The deer is over a quarter-mile away and moving. I shake my head. The last thing you want to do is shoot him in the hindquarters, destroying pounds of good venison. Given the wind and the distance, Dad will need to aim at the animal’s spine to avoid hitting low. As he’s told me innumerable times, “you don’t want it gut-shot.” That could mean hours of following the blood trail into the deep gulleys of the badlands. Our hunting parties have lost game in these situations before. Jason, a regular member of our hunting party, once delivered a non-lethal shot to a Whitetail buck. We followed the blood trail for hours, over snaggled hills and rocky valleys, finally finding the miserable creature bedding down near a creek. When he heard us approaching, he lifted his head in our direction. The little two-by-two buck’s lower jaw was hanging open. Jason’s first bullet had passed straight through the animal’s face. He now raised his rifle and put the little buck out of his misery, but Dad couldn’t quit laughing about Jason’s mangling of the deer. For years after, that deer would be remembered as “the yaw buck” because it looked like he was yawning when we came upon him. “That was a horseshit shot, Jason,” Dad said afterward, laughing. “Poor little bastard, running across the badlands, mouth hanging open like that.” Dad’s laugh is unabashed; toothy. “Yawww!”
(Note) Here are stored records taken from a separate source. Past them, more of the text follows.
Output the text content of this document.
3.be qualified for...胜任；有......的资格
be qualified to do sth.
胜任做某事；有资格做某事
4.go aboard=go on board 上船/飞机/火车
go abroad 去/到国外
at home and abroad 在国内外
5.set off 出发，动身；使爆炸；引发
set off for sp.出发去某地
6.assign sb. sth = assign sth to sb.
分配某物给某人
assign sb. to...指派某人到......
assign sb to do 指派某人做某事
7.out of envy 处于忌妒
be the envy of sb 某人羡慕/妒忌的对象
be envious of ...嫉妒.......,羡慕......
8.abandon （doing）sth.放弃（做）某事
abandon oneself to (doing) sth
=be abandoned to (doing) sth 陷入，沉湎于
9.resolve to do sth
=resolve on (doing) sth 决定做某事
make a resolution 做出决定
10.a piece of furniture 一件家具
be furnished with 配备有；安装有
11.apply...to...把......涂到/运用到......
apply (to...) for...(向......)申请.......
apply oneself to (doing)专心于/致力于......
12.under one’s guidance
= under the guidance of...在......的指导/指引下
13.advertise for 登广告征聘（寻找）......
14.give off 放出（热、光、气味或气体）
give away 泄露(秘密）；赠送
Dad’s ungloved pointer finger rests patiently over the trigger. He controls his labored breathing as he’s taught me: “Wait until you exhale, Son, and then squeeze the trigger, don’t jerk it.” The buck begins to corner away from us. “Just come broadside, you sonofabitch,” he whispers. “Muleys are stupid,” he has told me. “They’ll run away awhile and then turn around and look at you, and that’s when you gotta get ’em. Different from Whitetails. Once you see that white ass bounding away from you, they’re gone.”
Through my scope, I can see the buck’s enormous hindquarters rippling with muscle as he trots away. Three hundred and fifty yards now, nearly out of range. Suddenly, as we half-hope, half-expect, the buck stops and looks back at us over his left shoulder. His large rack turned, radar ears alert.
A powerful blast emanates across the farmland, echoing off the canyon walls for miles. A moment later, the monster kicks his hind legs, runs in a tight, wild circle, and crashes head-first to the ground. He snorts a final, blood-spattered breath, which rises and blows briefly in our direction, before dissipating into the chill November air.
“Yo! Got ‘im!” Dad chuckles, turning to me with his shooting hand up for a high five. We return to the truck to retrieve Maggie and grab Dad’s gutting knife. He takes another satisfying sip of cheap coffee, and we go to get the deer. Maggie trots ahead, nose to the ground, as we cross the shorn wheat field and find the monster muley, stone dead. Dad lobbed a perfect shot, just behind the left armpit, straight through the heart. There are no pink bubbles around the wound, or the buck’s muzzle, which would signify a lung shot and a slower death — while the animal drowned in his blood.
It was a heart shot: clean, fatal, and made with only one round.